La missione di Francesco a Cipro e in Grecia ha due chiavi di lettura. Una ecumenica e interconfessionale. L’altra sociale e geopolitica. Ieri i cristiani africani di Lesbo hanno scritto una lettera al Papa che è entrata a fare parte del libro dei messaggi che gli sono stati consegnati. ”Abbiamo lasciato i nostri paesi di origine– raccontano-. Abbiamo abbandonato i nostri genitori, mogli e figli. Per sfuggire ai vari problemi legati alla nostra sicurezza. Come torture. Matrimoni forzati. Pene detentive dovute a divergenze di opinioni politiche. Religiose. Sessuali. Rischio di morte e molti altri. ‘Il nostro viaggio in Grecia è stato un calvario doloroso“.
“Noi ci lamentiamo quando leggiamo le storie dei lager del secolo scorso, dei nazisti, di Stalin- ha detto a braccio Francesco durante la preghiera ecumenica con i migranti a Nicosia- ‘Come mai è potuto succedere?’ Ma sta succedendo anche oggi. Nelle spiagge vicine, ponte di schiavitù”. Quella di Francesco è una Chiesa che si preoccupa più degli altri che di se stessa. In dialogo prima di tutto con i fratelli separati. Più che una novità è la continuazione, con la stessa tenacia, di tutto il movimento ecumenico che il Concilio Vaticano II ha benedetto e rafforzato con i suoi documenti. Ne è una conferma il cambio di atteggiamento e di linguaggio verso gli ebrei, verso le Chiese non cattoliche e anche verso i musulmani e i fedeli di altre religioni.

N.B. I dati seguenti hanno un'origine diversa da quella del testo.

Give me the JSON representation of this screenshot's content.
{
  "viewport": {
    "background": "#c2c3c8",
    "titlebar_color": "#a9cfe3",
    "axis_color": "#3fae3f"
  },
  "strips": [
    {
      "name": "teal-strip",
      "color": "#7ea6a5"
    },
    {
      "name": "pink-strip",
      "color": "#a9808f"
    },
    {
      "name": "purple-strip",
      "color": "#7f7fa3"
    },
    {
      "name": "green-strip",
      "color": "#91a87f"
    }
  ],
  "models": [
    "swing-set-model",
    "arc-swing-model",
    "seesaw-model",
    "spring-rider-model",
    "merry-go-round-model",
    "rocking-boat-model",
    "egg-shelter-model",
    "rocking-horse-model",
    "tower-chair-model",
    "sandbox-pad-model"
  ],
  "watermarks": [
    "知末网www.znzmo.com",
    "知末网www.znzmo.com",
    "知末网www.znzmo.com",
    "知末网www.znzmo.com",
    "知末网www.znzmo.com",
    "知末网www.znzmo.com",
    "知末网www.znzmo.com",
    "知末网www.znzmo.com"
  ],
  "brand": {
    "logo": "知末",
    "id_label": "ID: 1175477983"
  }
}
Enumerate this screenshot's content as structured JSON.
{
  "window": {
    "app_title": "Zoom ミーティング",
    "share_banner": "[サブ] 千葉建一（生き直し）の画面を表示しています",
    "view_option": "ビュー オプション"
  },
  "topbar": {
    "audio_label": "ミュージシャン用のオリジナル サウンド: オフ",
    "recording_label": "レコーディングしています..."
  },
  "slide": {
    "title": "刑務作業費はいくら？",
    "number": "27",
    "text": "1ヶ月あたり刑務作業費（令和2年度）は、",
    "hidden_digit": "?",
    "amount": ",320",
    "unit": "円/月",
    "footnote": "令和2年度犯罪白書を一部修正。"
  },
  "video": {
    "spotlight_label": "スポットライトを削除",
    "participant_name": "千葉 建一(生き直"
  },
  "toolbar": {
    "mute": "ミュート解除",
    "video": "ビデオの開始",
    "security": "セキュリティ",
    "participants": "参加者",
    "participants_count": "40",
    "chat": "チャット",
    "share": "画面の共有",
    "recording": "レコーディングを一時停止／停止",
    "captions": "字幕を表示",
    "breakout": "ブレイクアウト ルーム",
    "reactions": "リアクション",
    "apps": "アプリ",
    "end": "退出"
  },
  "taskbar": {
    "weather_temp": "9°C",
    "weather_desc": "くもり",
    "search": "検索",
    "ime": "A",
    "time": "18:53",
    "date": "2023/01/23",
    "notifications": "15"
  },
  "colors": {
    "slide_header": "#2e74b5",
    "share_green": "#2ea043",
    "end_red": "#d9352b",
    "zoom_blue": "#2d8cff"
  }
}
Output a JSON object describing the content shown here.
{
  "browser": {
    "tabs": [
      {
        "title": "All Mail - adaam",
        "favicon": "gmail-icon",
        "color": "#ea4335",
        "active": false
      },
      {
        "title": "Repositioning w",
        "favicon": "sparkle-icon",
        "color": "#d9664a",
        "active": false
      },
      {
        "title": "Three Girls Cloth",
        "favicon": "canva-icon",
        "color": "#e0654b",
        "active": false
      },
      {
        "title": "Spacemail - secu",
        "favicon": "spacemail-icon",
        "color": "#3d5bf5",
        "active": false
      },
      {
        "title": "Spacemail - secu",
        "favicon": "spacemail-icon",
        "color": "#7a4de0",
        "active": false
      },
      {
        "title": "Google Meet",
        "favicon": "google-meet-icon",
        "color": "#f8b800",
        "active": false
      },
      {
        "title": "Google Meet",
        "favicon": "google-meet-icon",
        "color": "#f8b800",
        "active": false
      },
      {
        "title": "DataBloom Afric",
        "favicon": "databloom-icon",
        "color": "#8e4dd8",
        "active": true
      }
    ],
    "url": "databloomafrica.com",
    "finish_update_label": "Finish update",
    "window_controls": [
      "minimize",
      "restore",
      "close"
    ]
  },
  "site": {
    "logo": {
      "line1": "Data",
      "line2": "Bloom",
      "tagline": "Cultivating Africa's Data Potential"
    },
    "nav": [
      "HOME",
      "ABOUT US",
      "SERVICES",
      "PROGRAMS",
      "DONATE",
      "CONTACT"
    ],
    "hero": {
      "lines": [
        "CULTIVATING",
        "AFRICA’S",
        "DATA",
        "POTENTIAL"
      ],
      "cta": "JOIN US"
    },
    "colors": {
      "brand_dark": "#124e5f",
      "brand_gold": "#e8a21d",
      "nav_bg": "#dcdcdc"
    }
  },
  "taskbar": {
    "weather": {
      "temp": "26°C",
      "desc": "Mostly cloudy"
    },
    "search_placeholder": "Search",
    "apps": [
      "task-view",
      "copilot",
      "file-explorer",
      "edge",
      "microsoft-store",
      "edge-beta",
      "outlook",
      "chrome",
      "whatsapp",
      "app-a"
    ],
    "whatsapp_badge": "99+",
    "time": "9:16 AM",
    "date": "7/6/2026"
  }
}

Riconoscendo “semi del Verbo“, cioè elementi di verità e di bontà, anche nella loro fede.La teologia elaborata nelle accademie deve essere radicata e fondata sulla Rivelazione, sulla Tradizione. Ma è tenuta anche ad accompagnare i processi culturali e sociali. In particolare le transizioni difficili. Oggi, infatti, la teologia deve farsi carico anche dei conflitti. Non solamente quelli che si sperimentano dentro la Chiesa. Ma anche quelli che riguardano il mondo intero. E che si vivono lungo le strade del terzo millennio globalizzato. Francesco esorta a non accontentarsi di una teologia da tavolino. Il luogo di riflessione dei teologi siano le frontiere. Un monito paterno e sollecito a non cadere nella tentazione di verniciarle. di profumarle. Di aggiustarle un po’. E di addomesticarle. Infatti anche i buoni teologi, come i buoni pastori, odorano di popolo e di strada. E con la loro riflessione, versano olio e vino sulle ferite degli uomini.
Secondo Francesco è un’illusione pensare che basti salvaguardare se stessi. Difendendosi dai più deboli che bussano alla porta. Il futuro “ci metterà ancora più a contatto gli uni con gli altri“. Per volgerlo al bene non servono azioni unilaterali. Bensì politiche di ampio respiro. La storia “lo insegna”. Ma “non lo abbiamo ancora imparato“. Di qui l’appello papale. “Non si voltino le spalle alla realtà. Finisca il continuo rimbalzo di responsabilità. Non si deleghi sempre ad altri la questione migratoria. Come se a nessuno importasse. E fosse solo un inutile peso“.